Electronic Journal of Differential Equations,
Vol. 2005(2005), No. 11, pp. 1-8.
Title: Aleksandrov-type estimates for a parabolic Monge-Ampere equation
Author: David Hartenstine (Western Washington Univ., Bellingham, WA, USA)
Abstract:
A classical result of Aleksandrov allows us to estimate the size of
a convex function $u$ at a point $x$ in a bounded domain $\Omega$
in terms of the distance from $x$ to the boundary of $\Omega$ if
$\int_{\Omega} \det D^{2}u \, dx < \infty$. This estimate plays a
prominent role in the existence and regularity theory of the
Monge-Ampere equation.
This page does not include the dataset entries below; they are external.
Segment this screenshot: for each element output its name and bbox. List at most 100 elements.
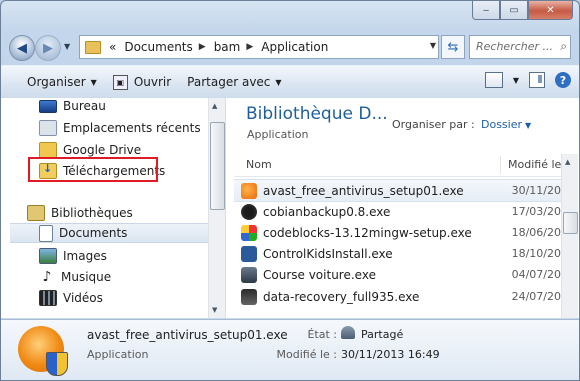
pictures-icon — [39, 248, 57, 264]
file-row[interactable]: codeblocks-13.12mingw-setup.exe 18/06/20 — [234, 222, 561, 243]
nav-label: Musique — [61, 270, 112, 284]
codeblocks-icon — [241, 224, 257, 241]
explorer-window: ‒ ▭ ✕ ◀ ▶ ▼ « Documents ▶ bam ▶ Applicat… — [0, 0, 580, 381]
refresh-icon: ⇆ — [447, 39, 459, 55]
open-program-icon: ▣ — [112, 74, 128, 90]
ouvrir-button[interactable]: ▣ Ouvrir — [105, 66, 179, 98]
file-date: 30/11/20 — [511, 184, 561, 197]
breadcrumb-application[interactable]: Application — [261, 40, 328, 54]
details-state-label: État : — [307, 328, 337, 341]
address-dropdown-icon[interactable]: ▼ — [430, 41, 436, 50]
address-bar[interactable]: « Documents ▶ bam ▶ Application ▼ — [79, 35, 439, 59]
nav-scroll-thumb[interactable] — [210, 122, 225, 210]
breadcrumb-separator-icon[interactable]: ▶ — [246, 42, 253, 52]
file-row[interactable]: Course voiture.exe 04/07/20 — [234, 264, 561, 285]
view-controls: ▼ ? — [484, 72, 571, 88]
refresh-button[interactable]: ⇆ — [441, 35, 465, 59]
change-view-button[interactable] — [484, 72, 503, 88]
column-headers: Nom Modifié le — [234, 154, 561, 177]
file-row[interactable]: data-recovery_full935.exe 24/07/20 — [234, 286, 561, 307]
breadcrumb-documents[interactable]: Documents — [124, 40, 192, 54]
column-header-modified[interactable]: Modifié le — [508, 158, 561, 171]
back-arrow-icon: ◀ — [17, 40, 27, 56]
file-date: 18/10/20 — [511, 247, 561, 260]
file-row[interactable]: avast_free_antivirus_setup01.exe 30/11/2… — [234, 179, 561, 202]
preview-pane-button[interactable] — [529, 72, 545, 88]
file-list-scroll-thumb[interactable] — [563, 212, 578, 234]
ouvrir-label: Ouvrir — [133, 75, 172, 89]
nav-label: Bibliothèques — [51, 206, 133, 220]
file-row[interactable]: cobianbackup0.8.exe 17/03/20 — [234, 201, 561, 222]
search-input[interactable]: Rechercher ... ⌕ — [469, 35, 571, 59]
nav-label: Documents — [59, 226, 128, 240]
partager-label: Partager avec — [187, 75, 271, 89]
scroll-up-icon[interactable]: ▲ — [565, 158, 570, 166]
nav-item-musique[interactable]: ♪ Musique — [39, 267, 111, 287]
nav-label: Emplacements récents — [63, 121, 201, 135]
details-file-name: avast_free_antivirus_setup01.exe — [87, 328, 288, 342]
folder-icon — [85, 40, 101, 54]
nav-item-documents[interactable]: Documents — [10, 223, 208, 243]
organize-by-value: Dossier — [481, 118, 523, 131]
navigation-bar: ◀ ▶ ▼ « Documents ▶ bam ▶ Application ▼ … — [9, 33, 571, 61]
help-icon: ? — [559, 73, 567, 87]
shared-users-icon — [341, 326, 355, 339]
details-pane: avast_free_antivirus_setup01.exe Applica… — [1, 319, 579, 380]
breadcrumb-bam[interactable]: bam — [214, 40, 241, 54]
chevron-down-icon: ▼ — [90, 77, 97, 87]
file-row[interactable]: ControlKidsInstall.exe 18/10/20 — [234, 243, 561, 264]
organize-by-dropdown[interactable]: Dossier ▼ — [481, 118, 531, 131]
caption-buttons: ‒ ▭ ✕ — [472, 1, 573, 20]
help-button[interactable]: ? — [555, 72, 571, 88]
file-date: 24/07/20 — [511, 290, 561, 303]
file-name: avast_free_antivirus_setup01.exe — [263, 183, 464, 198]
scroll-up-icon[interactable]: ▲ — [212, 102, 217, 110]
nav-label: Images — [63, 249, 107, 263]
controlkids-icon — [241, 245, 257, 262]
back-button[interactable]: ◀ — [9, 35, 35, 61]
recent-places-icon — [39, 120, 57, 136]
details-modified-label: Modifié le : — [276, 348, 337, 361]
view-options-chevron-icon[interactable]: ▼ — [513, 76, 519, 85]
maximize-button[interactable]: ▭ — [500, 1, 528, 20]
nav-item-bibliotheques[interactable]: Bibliothèques — [27, 203, 133, 223]
course-voiture-icon — [241, 266, 257, 283]
minimize-button[interactable]: ‒ — [472, 1, 500, 20]
nav-item-bureau[interactable]: Bureau — [39, 96, 106, 116]
recent-pages-dropdown[interactable]: ▼ — [64, 42, 70, 51]
breadcrumb-separator-icon[interactable]: ▶ — [199, 42, 206, 52]
root-chevron[interactable]: « — [109, 40, 116, 54]
partager-avec-menu-button[interactable]: Partager avec ▼ — [179, 66, 289, 98]
file-name: data-recovery_full935.exe — [263, 289, 420, 304]
nav-item-videos[interactable]: Vidéos — [39, 288, 103, 308]
details-state-value: Partagé — [361, 328, 404, 341]
chevron-down-icon: ▼ — [525, 121, 532, 130]
file-list-scrollbar[interactable]: ▲ — [561, 154, 578, 318]
nav-scrollbar[interactable]: ▲ ▼ — [208, 98, 225, 318]
data-recovery-icon — [241, 288, 257, 305]
library-subtitle: Application — [247, 128, 309, 141]
organiser-menu-button[interactable]: Organiser ▼ — [19, 66, 105, 98]
desktop-icon — [39, 99, 57, 113]
chevron-down-icon: ▼ — [275, 77, 282, 87]
search-icon: ⌕ — [560, 39, 567, 53]
nav-item-emplacements-recents[interactable]: Emplacements récents — [39, 118, 201, 138]
videos-icon — [39, 290, 57, 306]
avast-large-icon — [18, 326, 68, 376]
forward-button[interactable]: ▶ — [35, 35, 61, 61]
cobian-icon — [241, 203, 257, 220]
uac-shield-icon — [46, 352, 68, 376]
column-divider[interactable] — [500, 156, 501, 174]
scroll-down-icon[interactable]: ▼ — [212, 306, 217, 314]
file-list-pane: Bibliothèque D... Application Organiser … — [226, 98, 579, 318]
navigation-pane: Bureau Emplacements récents Google Drive… — [1, 98, 226, 318]
file-name: codeblocks-13.12mingw-setup.exe — [263, 225, 472, 240]
column-header-name[interactable]: Nom — [246, 158, 272, 171]
nav-label: Google Drive — [63, 143, 142, 157]
nav-label: Bureau — [63, 99, 106, 113]
close-button[interactable]: ✕ — [528, 1, 573, 20]
file-date: 17/03/20 — [511, 205, 561, 218]
nav-item-images[interactable]: Images — [39, 246, 107, 266]
forward-arrow-icon: ▶ — [43, 40, 53, 56]
file-date: 18/06/20 — [511, 226, 561, 239]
Jerison proved an extension of Aleksandrov's
result that provides a similar estimate, in some cases for which this
integral is infinite. Gutierrez and Huang proved a variant of
the Aleksandrov estimate, relevant to solutions of a parabolic
Monge-Ampere equation. In this paper, we prove Jerison-like
extensions to this parabolic estimate.
Submitted January 12, 2005. Published January 27, 2005.
Math Subject Classifications: 35K55, 35B45, 35D99.
Key Words: Parabolic Monge-Ampere measure; pointwise estimates.